Social Media, Big Data And Stock Prediction: Knowing Where To Look

The challenges of understanding Big Data emerge even when relatively small amounts of data must be analyzed. By applying topical filters, however, firms can begin to make the problem more manageable and sharpen resulting trading signals.

Everyone these days is grappling with "Big Data" - even trying to define what the term describes is a challenge. While it is true that the total amount of information being generated by social media conversations, blog posts and tweets is "big," and growing at a breakneck pace, it is important to add a contextual dimension to the definition of "Big Data": Here, "Big" means any amount of information that a single person cannot interpret, analyze, and make an informed decision upon. When you define it this way, it is easy to see that the threshold for "Big" is actually very low. So one needs to add a filtering variable to pare down the amount of data to analyze and serve as an important topical filter in an effort to reduce the amount of noise in the information stream.

When analyzing the finance vertical and related conversations, there are many filtering variables that can be applied, and the choice of variables is key to identifying "where to look" for quality information. Examples of filtering variables can be company and product names, "cash-tags" (the "$" in front of a ticker) in tweets, keywords related to a company's input costs, etc. Once these variables are chosen, the amount of information that must be processed can be drastically reduced.
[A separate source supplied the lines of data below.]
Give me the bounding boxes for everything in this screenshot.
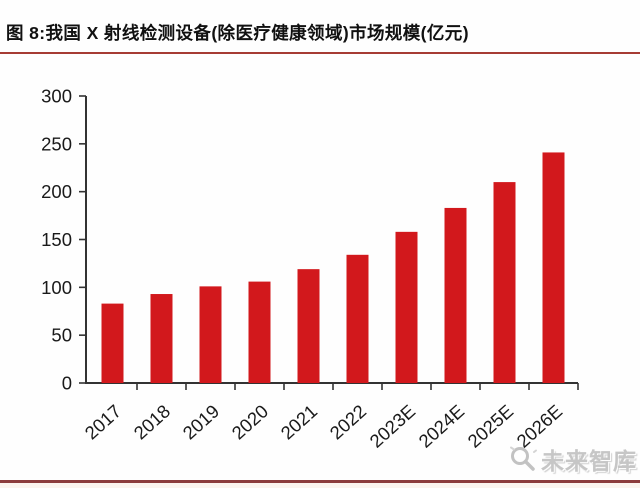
bottom-rule <box>0 480 640 483</box>
x-tick-label: 2024E <box>414 400 468 451</box>
y-tick-label: 150 <box>41 229 72 250</box>
bar-2017 <box>101 303 124 383</box>
y-tick-label: 100 <box>41 277 72 298</box>
y-tick-label: 50 <box>51 325 72 346</box>
bar-2021 <box>297 269 320 383</box>
bar-2023E <box>395 231 418 383</box>
bar-2022 <box>346 254 369 383</box>
bar-2019 <box>199 286 222 383</box>
watermark: 未来智库 <box>508 444 637 474</box>
x-tick-label: 2019 <box>179 400 224 443</box>
x-tick-label: 2018 <box>130 400 175 443</box>
y-tick-label: 300 <box>41 86 72 107</box>
x-tick-label: 2020 <box>228 400 273 443</box>
bottom-strip <box>0 483 640 488</box>
bar-2025E <box>493 182 516 383</box>
y-tick-label: 0 <box>62 373 72 394</box>
x-tick-label: 2017 <box>81 400 126 443</box>
watermark-label: 未来智库 <box>541 448 637 474</box>
bar-2026E <box>542 152 565 383</box>
y-tick-label: 250 <box>41 133 72 154</box>
bar-2020 <box>248 281 271 383</box>
figure-title: 图 8:我国 X 射线检测设备(除医疗健康领域)市场规模(亿元) <box>6 23 469 43</box>
bar-2024E <box>444 207 467 383</box>
x-tick-label: 2023E <box>365 400 419 451</box>
x-tick-label: 2021 <box>277 400 322 443</box>
y-tick-label: 200 <box>41 181 72 202</box>
title-underline <box>0 52 640 54</box>
magnifier-icon <box>510 446 537 471</box>
bar-2018 <box>150 294 173 383</box>
x-tick-label: 2022 <box>326 400 371 443</box>
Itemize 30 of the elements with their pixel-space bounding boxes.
The key in defining the variables is to start with the approach of knowing what questions you want answered. Human intervention is necessary in order to put context around what information to extract; otherwise, the problem becomes too unwieldy. When it comes to stock prediction, there is a wealth of information to extract, but questions must be asked first. Whether you are a day trader or a quant hedge fund, what drives your strategy, and thus your potential returns, is unique, and therefore the filtering methods need to be customized.

Once the filtering process is complete, analytical approaches such as sentiment analysis, pattern matching, non-linear regressions and the like can produce potentially more relevant results. The analogy is to find accuracy, then strive for precision. Otherwise, you may wind up with spurious results and coincidental correlations.

But even after you have narrowed down your filtered data stream, it still is important not to use analytical tools blindly. One example of this is to use customized natural language processing (NYSEMKT:NLP) engines. It is relatively straightforward to apply off-the-shelf NLP engines to unstructured text data, and it is possible to get some correct predictability in sentiment. But in order to achieve much higher accuracy rates, one must apply human training. A machine is only as good as its inputs; especially when dealing with very narrow contexts and "trading-specific" language.

The last step - and certainly the most important and the hardest - is to "train" your machine to provide it with enough context so that it can be smart about recognizing domain-specific language, financial acronyms, and some of the harder and more nuanced language, such as sarcasm and negation. This can only be done with human input and, therefore, is the last component to ensuring that the signals that are being generated are as focused and relevant as possible to the goal of answering the original questions that were posed.

The amount of data being generated by social media is truly staggering, and it is easy to get overwhelmed with the daunting task of making sense of it all. But stepping back and answering the right questions in order to guide one's analysis can go a long way not only toward reducing the storage and analysis problem, but also toward being able to extract some useful trading signals from the noise.